Fish and Game will hold its wildlife rule proposal hearing at 6:30 p.m. on April 3 at its headquarters in Concord. The hearing will cover deer, bear, turkey, moose, gray squirrel, cottontail rabbit fisher and red and gray fox hunting and trapping seasons.

Fish and Game is proposing enhanced hunting opportunities in 11 of the 20 Wildlife Management Units. These enhanced hunting opportunities include additional either-sex hunting days in WMU’s C 2, D 2W, E, F, G 1, G 2, I 1, I 2, and J 1. Two thousand antlerless-only permits for use in WMU l will be issued via a new online lottery system. Crossbows will be allowed in WMU M during archery season.

There will also be the establishment of a Deer Management Assistance Program to support towns with documented evidence of an overabundant deer populations. This will give the department the authority to regulate deer feeding when evidence indicates said feeding is causing deer mortality or is threatening public safety.

The bear population continues to expand in two of the state’s six bear management regions. As a result, it is proposed to add seven days of bait hunting and nine days of still hunting to the existing bear season in the White Mountains and Central regions. Also proposed is the adding of 14 days of still hunting in Southwest-2 and Southeast regions.

Turkey proposed changes include moving the opening day from May 3 to May 1 in 2019 and allowing a second turkey to be taken in the spring hunt but you could not take a fall turkey in WMU H 1, H 2, J 2, K, L, and M. These WMU’s could easily sustain a two-bird bag limit in the spring as well as a one-bird fall bag limit.
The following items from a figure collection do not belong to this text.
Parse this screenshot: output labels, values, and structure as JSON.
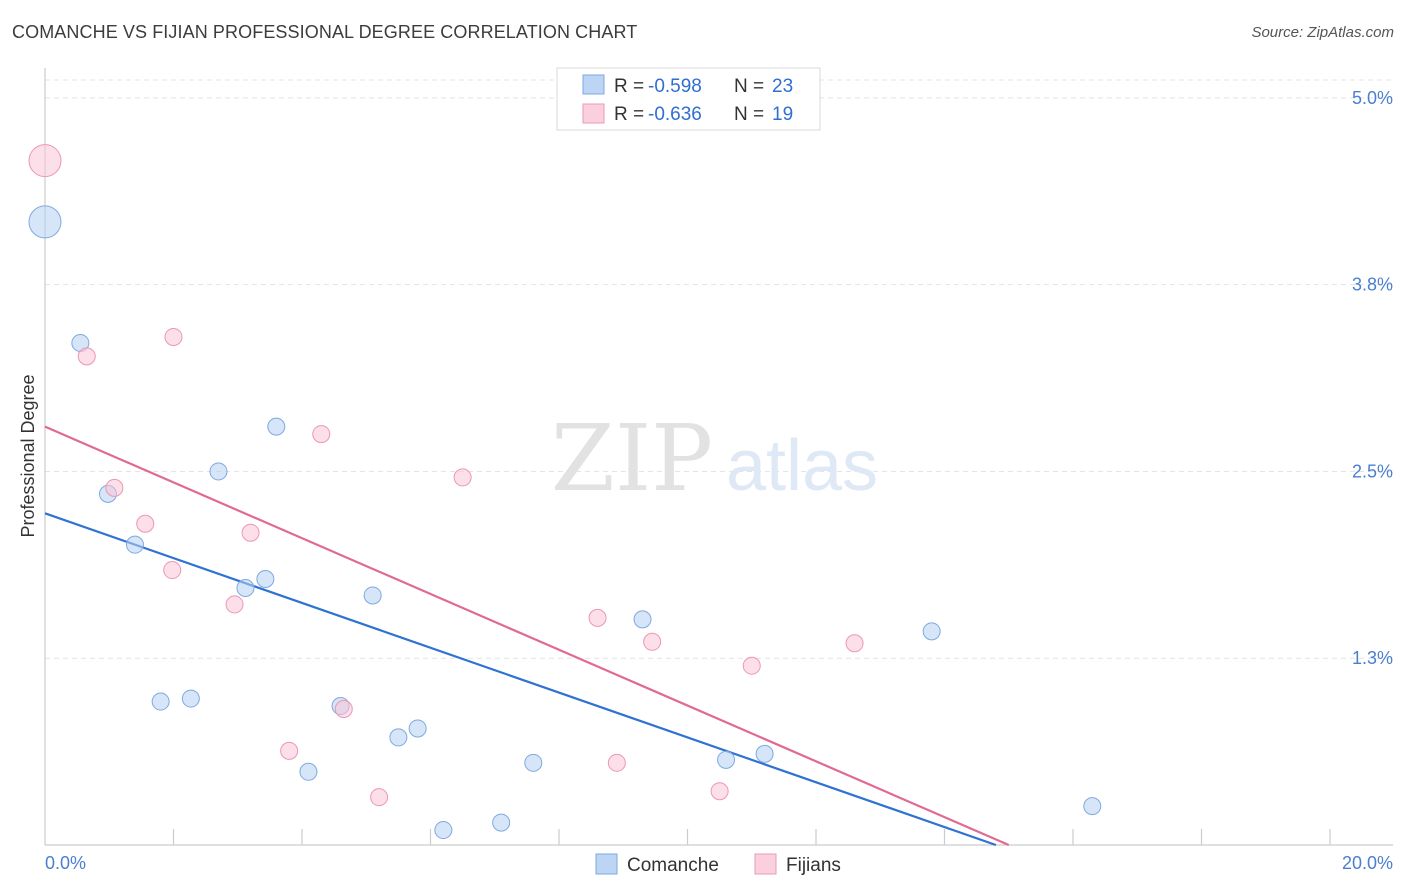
{
  "title": "COMANCHE VS FIJIAN PROFESSIONAL DEGREE CORRELATION CHART",
  "source": "Source: ZipAtlas.com",
  "watermark": {
    "zip": "ZIP",
    "atlas": "atlas"
  },
  "chart_data": {
    "type": "scatter",
    "ylabel": "Professional Degree",
    "xlabel": "",
    "xlim": [
      0,
      20
    ],
    "ylim": [
      0,
      5.2
    ],
    "x_tick_labels": [
      "0.0%",
      "20.0%"
    ],
    "y_ticks": [
      {
        "value": 1.25,
        "label": "1.3%"
      },
      {
        "value": 2.5,
        "label": "2.5%"
      },
      {
        "value": 3.75,
        "label": "3.8%"
      },
      {
        "value": 5.0,
        "label": "5.0%"
      }
    ],
    "legend": [
      {
        "name": "Comanche",
        "r_label": "R =",
        "r_value": "-0.598",
        "n_label": "N =",
        "n_value": "23",
        "color": "#a8c8f0",
        "stroke": "#6f9fdc"
      },
      {
        "name": "Fijians",
        "r_label": "R =",
        "r_value": "-0.636",
        "n_label": "N =",
        "n_value": "19",
        "color": "#f8bcd0",
        "stroke": "#e88aa8"
      }
    ],
    "series": [
      {
        "name": "Comanche",
        "line_color": "#2f72d2",
        "trend": {
          "x0": 0,
          "y0": 2.22,
          "x1": 14.8,
          "y1": 0
        },
        "points": [
          {
            "x": 0.0,
            "y": 4.17,
            "big": true
          },
          {
            "x": 0.55,
            "y": 3.36
          },
          {
            "x": 0.98,
            "y": 2.35
          },
          {
            "x": 1.4,
            "y": 2.01
          },
          {
            "x": 1.8,
            "y": 0.96
          },
          {
            "x": 2.27,
            "y": 0.98
          },
          {
            "x": 2.7,
            "y": 2.5
          },
          {
            "x": 3.12,
            "y": 1.72
          },
          {
            "x": 3.43,
            "y": 1.78
          },
          {
            "x": 3.6,
            "y": 2.8
          },
          {
            "x": 4.1,
            "y": 0.49
          },
          {
            "x": 4.6,
            "y": 0.93
          },
          {
            "x": 5.1,
            "y": 1.67
          },
          {
            "x": 5.5,
            "y": 0.72
          },
          {
            "x": 5.8,
            "y": 0.78
          },
          {
            "x": 6.2,
            "y": 0.1
          },
          {
            "x": 7.1,
            "y": 0.15
          },
          {
            "x": 7.6,
            "y": 0.55
          },
          {
            "x": 9.3,
            "y": 1.51
          },
          {
            "x": 10.6,
            "y": 0.57
          },
          {
            "x": 11.2,
            "y": 0.61
          },
          {
            "x": 13.8,
            "y": 1.43
          },
          {
            "x": 16.3,
            "y": 0.26
          }
        ]
      },
      {
        "name": "Fijians",
        "line_color": "#e06a94",
        "trend": {
          "x0": 0,
          "y0": 2.8,
          "x1": 15.0,
          "y1": 0
        },
        "points": [
          {
            "x": 0.0,
            "y": 4.58,
            "big": true
          },
          {
            "x": 0.65,
            "y": 3.27
          },
          {
            "x": 1.08,
            "y": 2.39
          },
          {
            "x": 1.56,
            "y": 2.15
          },
          {
            "x": 1.98,
            "y": 1.84
          },
          {
            "x": 2.0,
            "y": 3.4
          },
          {
            "x": 2.95,
            "y": 1.61
          },
          {
            "x": 3.2,
            "y": 2.09
          },
          {
            "x": 3.8,
            "y": 0.63
          },
          {
            "x": 4.3,
            "y": 2.75
          },
          {
            "x": 4.65,
            "y": 0.91
          },
          {
            "x": 5.2,
            "y": 0.32
          },
          {
            "x": 6.5,
            "y": 2.46
          },
          {
            "x": 8.6,
            "y": 1.52
          },
          {
            "x": 8.9,
            "y": 0.55
          },
          {
            "x": 9.45,
            "y": 1.36
          },
          {
            "x": 10.5,
            "y": 0.36
          },
          {
            "x": 11.0,
            "y": 1.2
          },
          {
            "x": 12.6,
            "y": 1.35
          }
        ]
      }
    ]
  }
}
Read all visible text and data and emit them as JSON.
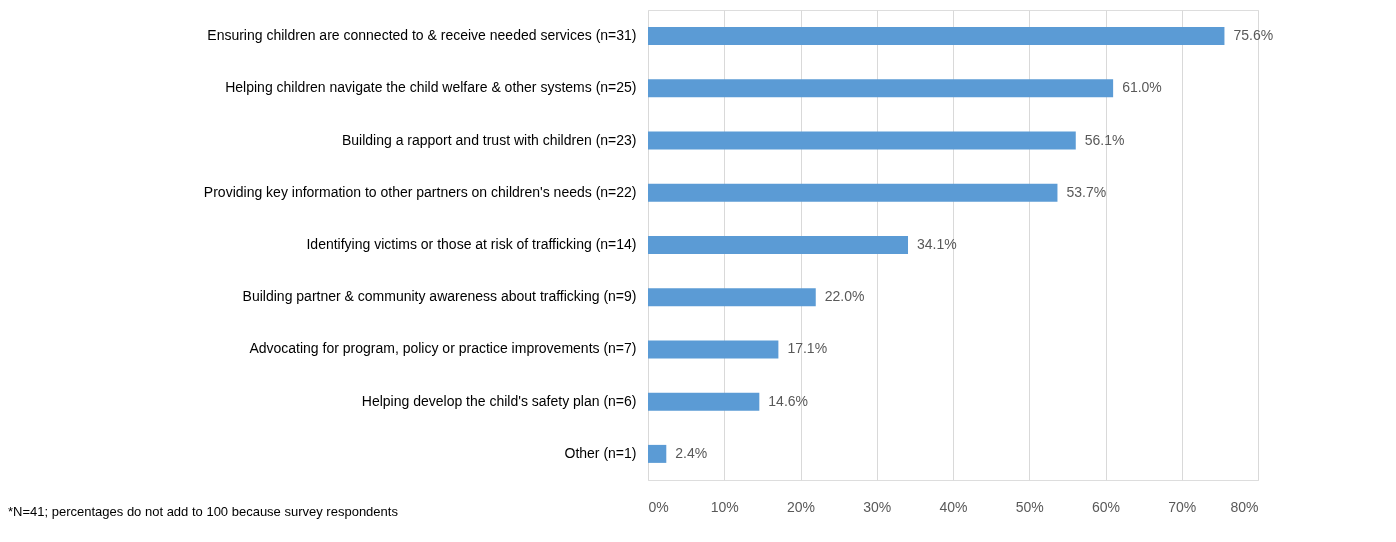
{
  "chart_data": {
    "type": "bar",
    "orientation": "horizontal",
    "categories": [
      "Ensuring children are connected to & receive needed services (n=31)",
      "Helping children navigate the child welfare & other systems (n=25)",
      "Building a rapport and trust with children (n=23)",
      "Providing key information to other partners on children's needs (n=22)",
      "Identifying victims or those at risk of trafficking (n=14)",
      "Building partner & community awareness about trafficking (n=9)",
      "Advocating for program, policy or practice improvements (n=7)",
      "Helping develop the child's safety plan (n=6)",
      "Other (n=1)"
    ],
    "values": [
      75.6,
      61.0,
      56.1,
      53.7,
      34.1,
      22.0,
      17.1,
      14.6,
      2.4
    ],
    "value_labels": [
      "75.6%",
      "61.0%",
      "56.1%",
      "53.7%",
      "34.1%",
      "22.0%",
      "17.1%",
      "14.6%",
      "2.4%"
    ],
    "color": "#5b9bd5",
    "xlim": [
      0,
      80
    ],
    "xticks": [
      {
        "value": 0,
        "label": "0%"
      },
      {
        "value": 10,
        "label": "10%"
      },
      {
        "value": 20,
        "label": "20%"
      },
      {
        "value": 30,
        "label": "30%"
      },
      {
        "value": 40,
        "label": "40%"
      },
      {
        "value": 50,
        "label": "50%"
      },
      {
        "value": 60,
        "label": "60%"
      },
      {
        "value": 70,
        "label": "70%"
      },
      {
        "value": 80,
        "label": "80%"
      }
    ],
    "grid": "x",
    "annotations": [
      "*N=41; percentages do not add to 100 because survey respondents"
    ]
  }
}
No changes are being proposed the 2019 moose season with 51 either-sex permits being issued plus one permit for the Hunt of a Lifetime and one permit for the New Hampshire Wildlife Heritage Foundation. Since the Foundation funds Fish and Game projects, this seems like a short-sighted decision by Fish and Game.

Also being recommended is a one-month expansion of the gray squirrel and cottontail rabbit seasons by adding the month of January, and a reduction in the length of the fisher and red and gray fox hunting and trapping seasons.

I’m not sure if Fish and Game has issued many bird-feeder alerts, but it did this year.

“During recent years, den emergence by bears appears to be a couple of weeks earlier as compared to historical trends, which is a direct result of milder winters and decreased snowpack,” said Bear Project Leader Andrew Timmins. “The strong spring sunshine, longer days, warmer temperatures, and receding snow level stimulate many wildlife species, including hungry bears, to start searching for available food. As bears start to get active, let it serve as a reminder that it is time to put the bird feeders away until next fall.”